Europa occidental enfrenta una crisis meteorológica sin precedentes. Francia cumplió este domingo 30 días consecutivos en alerta máxima, un récord histórico que ha dejado suelos saturados, ríos desbordados y un saldo de al menos dos personas fallecidas. Mientras tanto, la tormenta oriana ha irrumpido en España con rachas de viento de hasta 166 km/h, colapsando el sistema de transporte en gran parte del territorio peninsular.

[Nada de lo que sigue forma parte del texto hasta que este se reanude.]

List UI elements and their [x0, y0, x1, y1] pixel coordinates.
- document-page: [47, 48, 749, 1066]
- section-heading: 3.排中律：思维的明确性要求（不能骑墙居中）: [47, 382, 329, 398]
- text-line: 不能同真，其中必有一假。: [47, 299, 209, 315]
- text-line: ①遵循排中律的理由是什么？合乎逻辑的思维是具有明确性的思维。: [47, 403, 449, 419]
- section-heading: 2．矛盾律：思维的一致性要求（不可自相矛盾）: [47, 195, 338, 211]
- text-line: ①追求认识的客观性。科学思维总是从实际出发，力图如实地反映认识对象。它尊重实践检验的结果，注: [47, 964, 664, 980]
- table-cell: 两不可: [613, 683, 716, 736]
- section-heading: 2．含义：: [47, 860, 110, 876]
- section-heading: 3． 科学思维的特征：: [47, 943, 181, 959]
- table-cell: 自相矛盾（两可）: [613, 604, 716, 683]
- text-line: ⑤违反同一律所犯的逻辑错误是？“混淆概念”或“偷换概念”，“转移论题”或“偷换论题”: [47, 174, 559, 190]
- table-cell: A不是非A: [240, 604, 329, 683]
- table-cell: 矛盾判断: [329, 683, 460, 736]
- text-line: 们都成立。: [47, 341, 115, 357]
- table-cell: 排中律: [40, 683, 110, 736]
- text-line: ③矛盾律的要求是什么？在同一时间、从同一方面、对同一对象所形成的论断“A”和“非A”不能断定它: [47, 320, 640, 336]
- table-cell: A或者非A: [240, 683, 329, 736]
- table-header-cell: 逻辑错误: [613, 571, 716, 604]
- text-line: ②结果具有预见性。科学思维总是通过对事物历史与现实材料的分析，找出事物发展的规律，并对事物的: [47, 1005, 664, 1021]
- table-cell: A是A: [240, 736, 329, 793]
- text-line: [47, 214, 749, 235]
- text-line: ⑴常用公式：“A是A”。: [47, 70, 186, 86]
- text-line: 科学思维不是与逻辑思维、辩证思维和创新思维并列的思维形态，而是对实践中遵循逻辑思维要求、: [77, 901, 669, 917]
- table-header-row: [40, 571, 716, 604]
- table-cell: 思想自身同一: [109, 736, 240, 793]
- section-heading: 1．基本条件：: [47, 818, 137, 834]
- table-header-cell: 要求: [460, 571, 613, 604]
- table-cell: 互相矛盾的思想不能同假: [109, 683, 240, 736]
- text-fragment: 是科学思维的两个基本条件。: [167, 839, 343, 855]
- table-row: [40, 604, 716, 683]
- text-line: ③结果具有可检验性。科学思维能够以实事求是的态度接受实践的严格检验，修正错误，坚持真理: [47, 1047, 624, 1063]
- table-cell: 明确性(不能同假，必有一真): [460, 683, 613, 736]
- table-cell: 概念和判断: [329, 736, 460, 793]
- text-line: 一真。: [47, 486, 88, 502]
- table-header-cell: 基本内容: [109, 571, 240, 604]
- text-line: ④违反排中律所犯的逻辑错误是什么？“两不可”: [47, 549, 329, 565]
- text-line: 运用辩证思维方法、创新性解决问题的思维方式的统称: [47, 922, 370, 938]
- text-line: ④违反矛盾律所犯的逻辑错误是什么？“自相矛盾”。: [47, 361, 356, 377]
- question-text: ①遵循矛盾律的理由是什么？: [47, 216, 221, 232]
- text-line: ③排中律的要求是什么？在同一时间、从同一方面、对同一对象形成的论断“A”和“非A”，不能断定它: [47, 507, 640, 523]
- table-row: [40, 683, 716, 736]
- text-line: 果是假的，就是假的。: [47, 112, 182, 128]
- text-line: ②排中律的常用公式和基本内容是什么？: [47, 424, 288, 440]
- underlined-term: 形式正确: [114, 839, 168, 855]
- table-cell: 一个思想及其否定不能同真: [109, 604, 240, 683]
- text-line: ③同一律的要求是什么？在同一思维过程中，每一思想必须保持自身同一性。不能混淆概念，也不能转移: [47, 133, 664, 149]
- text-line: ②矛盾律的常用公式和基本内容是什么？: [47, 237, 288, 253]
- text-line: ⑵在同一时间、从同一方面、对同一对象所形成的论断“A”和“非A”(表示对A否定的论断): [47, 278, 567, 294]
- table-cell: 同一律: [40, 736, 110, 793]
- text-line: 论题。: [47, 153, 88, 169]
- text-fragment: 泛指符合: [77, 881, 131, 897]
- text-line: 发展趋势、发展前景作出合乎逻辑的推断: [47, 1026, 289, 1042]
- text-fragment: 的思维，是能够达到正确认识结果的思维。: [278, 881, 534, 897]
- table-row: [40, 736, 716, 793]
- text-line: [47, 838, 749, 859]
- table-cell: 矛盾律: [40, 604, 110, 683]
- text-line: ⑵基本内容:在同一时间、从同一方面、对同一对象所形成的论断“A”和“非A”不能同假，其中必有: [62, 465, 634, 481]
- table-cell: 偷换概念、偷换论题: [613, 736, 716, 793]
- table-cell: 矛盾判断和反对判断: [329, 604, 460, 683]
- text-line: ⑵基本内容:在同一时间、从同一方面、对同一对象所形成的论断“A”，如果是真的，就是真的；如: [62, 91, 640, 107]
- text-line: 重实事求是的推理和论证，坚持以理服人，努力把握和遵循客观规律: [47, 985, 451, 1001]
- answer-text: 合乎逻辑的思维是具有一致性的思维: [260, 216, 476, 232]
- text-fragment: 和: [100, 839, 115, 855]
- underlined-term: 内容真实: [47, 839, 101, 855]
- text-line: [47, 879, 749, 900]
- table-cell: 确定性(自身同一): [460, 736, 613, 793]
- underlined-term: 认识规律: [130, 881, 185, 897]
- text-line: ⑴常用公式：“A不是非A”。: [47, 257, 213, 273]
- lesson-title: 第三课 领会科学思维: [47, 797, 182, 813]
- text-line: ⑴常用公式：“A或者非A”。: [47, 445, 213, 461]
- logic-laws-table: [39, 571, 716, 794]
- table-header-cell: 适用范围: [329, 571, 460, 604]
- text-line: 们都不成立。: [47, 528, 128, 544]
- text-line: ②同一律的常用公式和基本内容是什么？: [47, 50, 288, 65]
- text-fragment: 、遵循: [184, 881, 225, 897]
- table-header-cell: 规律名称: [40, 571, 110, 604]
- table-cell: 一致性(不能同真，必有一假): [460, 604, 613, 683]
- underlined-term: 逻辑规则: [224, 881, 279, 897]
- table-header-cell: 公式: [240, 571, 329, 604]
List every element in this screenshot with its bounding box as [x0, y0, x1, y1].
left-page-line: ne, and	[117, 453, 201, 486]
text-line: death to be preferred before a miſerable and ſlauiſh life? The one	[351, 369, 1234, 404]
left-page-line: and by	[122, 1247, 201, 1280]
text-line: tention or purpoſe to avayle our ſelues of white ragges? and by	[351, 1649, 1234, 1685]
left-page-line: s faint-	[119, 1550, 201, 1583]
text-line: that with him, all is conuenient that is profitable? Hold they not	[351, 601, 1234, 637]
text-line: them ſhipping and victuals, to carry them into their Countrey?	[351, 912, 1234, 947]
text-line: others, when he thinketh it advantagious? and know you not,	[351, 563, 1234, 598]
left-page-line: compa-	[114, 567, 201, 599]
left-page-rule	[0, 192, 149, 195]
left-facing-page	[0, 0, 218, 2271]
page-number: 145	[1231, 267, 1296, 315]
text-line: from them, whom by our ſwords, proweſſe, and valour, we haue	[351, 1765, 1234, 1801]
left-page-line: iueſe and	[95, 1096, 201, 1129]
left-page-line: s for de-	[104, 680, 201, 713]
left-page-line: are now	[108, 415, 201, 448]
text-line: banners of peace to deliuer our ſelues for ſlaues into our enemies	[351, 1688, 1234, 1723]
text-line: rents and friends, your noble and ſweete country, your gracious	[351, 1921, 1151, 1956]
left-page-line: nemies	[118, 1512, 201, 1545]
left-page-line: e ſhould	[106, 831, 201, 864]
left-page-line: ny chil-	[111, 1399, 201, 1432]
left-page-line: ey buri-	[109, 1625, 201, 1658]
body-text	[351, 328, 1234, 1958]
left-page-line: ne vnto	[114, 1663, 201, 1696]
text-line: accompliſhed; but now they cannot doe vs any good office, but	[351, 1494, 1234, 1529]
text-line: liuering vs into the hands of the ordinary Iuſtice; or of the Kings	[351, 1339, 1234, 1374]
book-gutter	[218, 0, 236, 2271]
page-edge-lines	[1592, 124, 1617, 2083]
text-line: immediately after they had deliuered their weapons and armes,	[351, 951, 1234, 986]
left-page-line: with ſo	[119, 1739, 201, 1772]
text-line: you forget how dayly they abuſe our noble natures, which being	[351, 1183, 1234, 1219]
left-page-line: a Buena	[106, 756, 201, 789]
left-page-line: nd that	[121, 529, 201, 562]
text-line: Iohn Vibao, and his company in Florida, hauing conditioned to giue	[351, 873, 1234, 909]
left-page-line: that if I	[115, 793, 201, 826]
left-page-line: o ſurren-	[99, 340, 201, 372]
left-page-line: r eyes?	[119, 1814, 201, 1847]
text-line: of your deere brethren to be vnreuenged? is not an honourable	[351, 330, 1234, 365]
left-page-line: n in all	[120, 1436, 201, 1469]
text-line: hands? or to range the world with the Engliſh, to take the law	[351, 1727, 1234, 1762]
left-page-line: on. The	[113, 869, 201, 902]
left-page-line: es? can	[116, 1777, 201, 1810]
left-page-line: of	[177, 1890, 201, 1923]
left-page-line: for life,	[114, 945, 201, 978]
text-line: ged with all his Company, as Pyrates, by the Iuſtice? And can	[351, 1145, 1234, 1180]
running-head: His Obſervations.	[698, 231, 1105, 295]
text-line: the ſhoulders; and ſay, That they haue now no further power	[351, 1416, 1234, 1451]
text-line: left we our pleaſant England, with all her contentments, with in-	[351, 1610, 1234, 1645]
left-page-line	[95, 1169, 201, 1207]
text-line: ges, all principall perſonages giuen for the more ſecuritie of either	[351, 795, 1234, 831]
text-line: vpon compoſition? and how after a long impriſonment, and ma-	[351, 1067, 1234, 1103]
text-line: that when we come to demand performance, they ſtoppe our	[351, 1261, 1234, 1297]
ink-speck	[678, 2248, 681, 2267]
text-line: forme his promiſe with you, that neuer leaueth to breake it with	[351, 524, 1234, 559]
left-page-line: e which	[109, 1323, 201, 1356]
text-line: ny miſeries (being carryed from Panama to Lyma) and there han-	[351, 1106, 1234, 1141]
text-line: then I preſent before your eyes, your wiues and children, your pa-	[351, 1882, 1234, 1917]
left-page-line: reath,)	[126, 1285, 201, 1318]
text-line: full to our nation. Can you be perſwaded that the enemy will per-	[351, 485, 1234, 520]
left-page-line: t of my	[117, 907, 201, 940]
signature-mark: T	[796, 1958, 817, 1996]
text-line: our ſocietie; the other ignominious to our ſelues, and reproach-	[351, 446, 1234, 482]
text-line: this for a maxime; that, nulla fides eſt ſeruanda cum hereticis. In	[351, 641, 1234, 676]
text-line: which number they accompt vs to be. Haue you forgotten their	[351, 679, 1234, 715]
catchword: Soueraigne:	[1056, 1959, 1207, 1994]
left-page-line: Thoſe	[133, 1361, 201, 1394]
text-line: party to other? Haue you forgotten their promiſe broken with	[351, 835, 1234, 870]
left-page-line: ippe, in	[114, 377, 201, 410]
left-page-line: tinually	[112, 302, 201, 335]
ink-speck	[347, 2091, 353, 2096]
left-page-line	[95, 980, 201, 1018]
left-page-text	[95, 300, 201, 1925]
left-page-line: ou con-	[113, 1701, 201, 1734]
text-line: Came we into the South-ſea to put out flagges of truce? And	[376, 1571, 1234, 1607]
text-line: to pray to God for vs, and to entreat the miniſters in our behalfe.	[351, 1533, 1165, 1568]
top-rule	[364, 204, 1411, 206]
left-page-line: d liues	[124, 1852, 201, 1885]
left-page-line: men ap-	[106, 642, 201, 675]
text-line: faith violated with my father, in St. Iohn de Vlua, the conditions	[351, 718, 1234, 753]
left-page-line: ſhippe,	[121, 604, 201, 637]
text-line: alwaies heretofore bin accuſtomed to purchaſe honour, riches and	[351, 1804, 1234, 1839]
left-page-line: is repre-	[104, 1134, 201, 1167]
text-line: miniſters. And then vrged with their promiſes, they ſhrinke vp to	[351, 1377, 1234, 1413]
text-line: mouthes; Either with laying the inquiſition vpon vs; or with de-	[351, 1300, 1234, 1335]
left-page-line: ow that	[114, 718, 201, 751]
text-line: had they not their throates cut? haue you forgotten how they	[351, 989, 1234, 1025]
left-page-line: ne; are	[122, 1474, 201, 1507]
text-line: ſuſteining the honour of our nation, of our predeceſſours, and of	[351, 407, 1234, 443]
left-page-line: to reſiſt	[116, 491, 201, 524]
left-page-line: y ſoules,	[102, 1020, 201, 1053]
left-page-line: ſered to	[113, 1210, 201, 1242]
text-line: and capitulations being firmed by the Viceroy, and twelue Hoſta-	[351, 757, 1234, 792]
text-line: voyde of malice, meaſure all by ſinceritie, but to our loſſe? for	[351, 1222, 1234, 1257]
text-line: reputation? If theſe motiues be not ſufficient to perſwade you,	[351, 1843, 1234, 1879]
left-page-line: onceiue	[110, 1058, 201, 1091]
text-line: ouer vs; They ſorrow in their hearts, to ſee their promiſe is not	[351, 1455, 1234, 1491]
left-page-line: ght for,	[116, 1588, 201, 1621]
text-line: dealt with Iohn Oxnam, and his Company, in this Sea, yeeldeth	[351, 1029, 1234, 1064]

La persistencia de los temporales invernales ha llevado al límite la capacidad de respuesta de las autoridades francesas. Según datos de Météo-France, el país ha encadenado un mes bajo avisos de nivel naranja o rojo, una situación que la directora de la agencia de vigilancia de crecidas (Vigicrues), Lucie Chadourne-Facon, calificó como «fuera de todos los registros».
En el suroeste de Francia, el desbordamiento del río Garona ha provocado inundaciones generalizadas, anegando viviendas y cortando arterias viales estratégicas.
La portavoz del Elíseo, Maud Brégeon, confirmó que el paso de la tormenta Nils ha sido letal y según el balance oficial reportan dos víctimas mortales
Expertos en meteorología señalan que la sucesión de los sistemas frontales (Nils y Oriana) responde a un bloqueo atmosférico en el atlántico que empuja las tormentas hacia el continente de forma consecutiva. Este fenómeno, agravado por la saturación hídrica del terreno, eleva el riesgo de desprendimientos de tierra e inundaciones repentinas en las próximas 48 horas, incluso si las precipitaciones disminuyen ligeramente.